Stevens LJ, et al.: Omega-3 fatty acids in boys with behavior, learning, and health problems. Physiol Behav 1996;59(4-5):915-20. This study compared boys ages 6 to 12 with low fatty acid levels to those with higher level of fatty acids. More learning and health problems were found in the boys with lower fatty acid concentrations. Using the Connors’ Rating Scale, this group was also found to have a greater number of behavior problems, temper tantrums and sleep problems.
Carlton RM, Ente G, Blum L.: Rational dosages of nutrients have a prolonged effect on learning disabilities. Altern Ther Health Med 2000;6(3):85-91. Learning disabled children in this study showed significant academic and behavioral improvements within a few weeks with treatment of nutrient supplements. A gain in reading comprehension occurred within the first year. The results of this study support the concept that learning disabilities may in some cases are a nutrient responsive disorder.

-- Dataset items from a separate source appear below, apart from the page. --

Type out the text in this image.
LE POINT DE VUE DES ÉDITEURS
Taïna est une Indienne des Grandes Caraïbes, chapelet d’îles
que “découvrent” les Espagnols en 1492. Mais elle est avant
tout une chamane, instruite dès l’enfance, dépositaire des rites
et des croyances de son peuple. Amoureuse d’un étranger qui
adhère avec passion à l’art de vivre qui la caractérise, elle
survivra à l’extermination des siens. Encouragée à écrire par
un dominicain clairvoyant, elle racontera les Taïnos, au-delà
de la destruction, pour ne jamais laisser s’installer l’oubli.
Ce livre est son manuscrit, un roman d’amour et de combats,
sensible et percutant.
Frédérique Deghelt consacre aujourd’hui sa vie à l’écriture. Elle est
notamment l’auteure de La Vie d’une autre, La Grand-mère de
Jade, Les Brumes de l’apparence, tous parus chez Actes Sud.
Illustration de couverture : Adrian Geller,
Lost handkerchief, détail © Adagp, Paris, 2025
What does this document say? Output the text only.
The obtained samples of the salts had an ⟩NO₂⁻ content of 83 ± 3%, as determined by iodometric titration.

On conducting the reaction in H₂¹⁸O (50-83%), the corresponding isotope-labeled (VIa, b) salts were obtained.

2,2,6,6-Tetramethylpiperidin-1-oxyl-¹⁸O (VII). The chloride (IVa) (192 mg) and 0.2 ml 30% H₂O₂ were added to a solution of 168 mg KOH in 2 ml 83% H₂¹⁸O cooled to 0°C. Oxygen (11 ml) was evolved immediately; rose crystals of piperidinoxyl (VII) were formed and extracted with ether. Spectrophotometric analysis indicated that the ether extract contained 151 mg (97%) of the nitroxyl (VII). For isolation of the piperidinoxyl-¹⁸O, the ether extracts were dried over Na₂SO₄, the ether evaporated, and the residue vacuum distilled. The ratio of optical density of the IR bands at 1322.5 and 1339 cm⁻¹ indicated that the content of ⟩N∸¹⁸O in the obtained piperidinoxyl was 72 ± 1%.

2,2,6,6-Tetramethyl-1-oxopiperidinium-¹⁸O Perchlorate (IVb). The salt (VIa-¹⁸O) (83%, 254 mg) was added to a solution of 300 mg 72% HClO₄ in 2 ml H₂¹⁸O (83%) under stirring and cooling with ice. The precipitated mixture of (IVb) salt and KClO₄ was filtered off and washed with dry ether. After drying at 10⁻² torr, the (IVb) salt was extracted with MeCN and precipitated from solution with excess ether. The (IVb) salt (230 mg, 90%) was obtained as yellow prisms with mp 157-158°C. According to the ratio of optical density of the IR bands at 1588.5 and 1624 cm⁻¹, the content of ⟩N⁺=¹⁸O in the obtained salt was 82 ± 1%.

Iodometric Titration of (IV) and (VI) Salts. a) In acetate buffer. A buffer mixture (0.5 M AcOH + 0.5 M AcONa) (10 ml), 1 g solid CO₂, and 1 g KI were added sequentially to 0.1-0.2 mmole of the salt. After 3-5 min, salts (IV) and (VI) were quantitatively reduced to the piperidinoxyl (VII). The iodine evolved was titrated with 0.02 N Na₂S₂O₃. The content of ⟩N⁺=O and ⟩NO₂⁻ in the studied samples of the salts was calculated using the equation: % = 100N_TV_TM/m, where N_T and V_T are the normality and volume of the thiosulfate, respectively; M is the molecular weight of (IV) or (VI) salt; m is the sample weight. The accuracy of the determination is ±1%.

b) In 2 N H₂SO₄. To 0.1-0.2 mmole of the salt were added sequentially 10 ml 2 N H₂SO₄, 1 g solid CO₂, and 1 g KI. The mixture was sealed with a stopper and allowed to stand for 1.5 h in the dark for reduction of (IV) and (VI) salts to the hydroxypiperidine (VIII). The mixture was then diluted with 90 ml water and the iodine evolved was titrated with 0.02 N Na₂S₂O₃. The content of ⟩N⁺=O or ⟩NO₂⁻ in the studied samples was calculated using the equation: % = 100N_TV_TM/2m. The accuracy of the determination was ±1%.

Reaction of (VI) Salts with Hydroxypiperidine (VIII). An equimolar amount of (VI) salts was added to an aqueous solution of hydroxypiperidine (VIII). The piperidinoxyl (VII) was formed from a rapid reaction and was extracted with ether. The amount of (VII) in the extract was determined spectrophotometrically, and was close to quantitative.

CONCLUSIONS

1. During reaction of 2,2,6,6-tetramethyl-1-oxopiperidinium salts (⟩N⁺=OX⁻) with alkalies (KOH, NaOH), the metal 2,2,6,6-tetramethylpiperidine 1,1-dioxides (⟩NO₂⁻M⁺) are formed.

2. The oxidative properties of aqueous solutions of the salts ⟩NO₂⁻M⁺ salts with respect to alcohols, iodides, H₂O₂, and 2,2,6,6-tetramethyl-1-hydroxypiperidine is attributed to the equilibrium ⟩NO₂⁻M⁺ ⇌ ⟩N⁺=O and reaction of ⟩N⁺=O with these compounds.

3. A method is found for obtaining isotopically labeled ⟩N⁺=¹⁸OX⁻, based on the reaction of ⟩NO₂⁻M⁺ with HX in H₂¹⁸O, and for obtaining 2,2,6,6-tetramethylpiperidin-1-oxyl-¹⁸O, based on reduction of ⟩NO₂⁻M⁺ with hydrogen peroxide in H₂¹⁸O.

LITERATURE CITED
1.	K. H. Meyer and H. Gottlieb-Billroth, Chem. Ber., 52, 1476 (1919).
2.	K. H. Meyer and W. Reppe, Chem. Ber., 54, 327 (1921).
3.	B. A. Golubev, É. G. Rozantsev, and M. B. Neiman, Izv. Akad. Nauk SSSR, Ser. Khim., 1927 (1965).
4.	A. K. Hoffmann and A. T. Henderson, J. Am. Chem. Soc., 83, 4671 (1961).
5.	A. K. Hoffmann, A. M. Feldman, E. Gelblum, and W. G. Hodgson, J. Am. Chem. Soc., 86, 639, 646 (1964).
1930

Colgan M, Colgan L.: Do nutrient supplements and dietary changes affect learning and emotional reactions of children with learning difficulties? Nutr Health 1984;3(1-2);69-77. Children in this study were given an individually designed vitamin and mineral supplement and their diets were changed to reduce sugars and refined foods. The subjects in the study, ages 5-15 years, were observed to have improvements in behavior in school as well as at home. The group also made great gains in reading skills and scored higher on standardized tests.
Bruner AB, et al.: Randomized study of cognitive effects of iron supplementation in non-anemic iron-deficient adolescent girls. Lancet 1996;348(9033):992-6. A group of teen aged high school girls who were determined to be iron deficient participated in an 8-week study. Results of screening at the end of trial period showed that girls who received iron supplementation performed better on verbal learning and memory tests than those who did not.
Benton D, Haller J, Fordy J.: Vitamin Supplementation for one year improves mood. Neuropsychobiology 1995;32(2)98-105. This study explored the benefits of taking vitamin supplements as a way of influencing mood. Both the male and female subjects reported that after 12 months of taking vitamin supplements they experienced a more agreeable mood. Female subjects in particular reported a feeling of more composure and better mental health after an increase in their level of thiamin.
Walsh WJ et al.: Elevated blood copper/zinc ratios in assaultive young males. Physiol Behav 1997;49(1):327-9. Blood samples taken from a group of male patients age 3 to 20 years were analyzed for copper and zinc concentrations. The patients had been diagnosed as violence prone and assaultive. A statistically higher level of these elements than is normal was found in the blood samples of these patients, indicating a possible link to violent and aggressive behavior patterns.
Gibson RS.: Zinc, a critical nutrient in growth and development. New Zealand Medical Journal 1998; 111(1061). Signs of zinc deficiency can include genetic disorders, poor growth and weight gain among children, poor appetite and lethargy. Zinc supplements when used in conjunction with a balanced diet and adequate nutritional intake can improve and often eliminate these problems.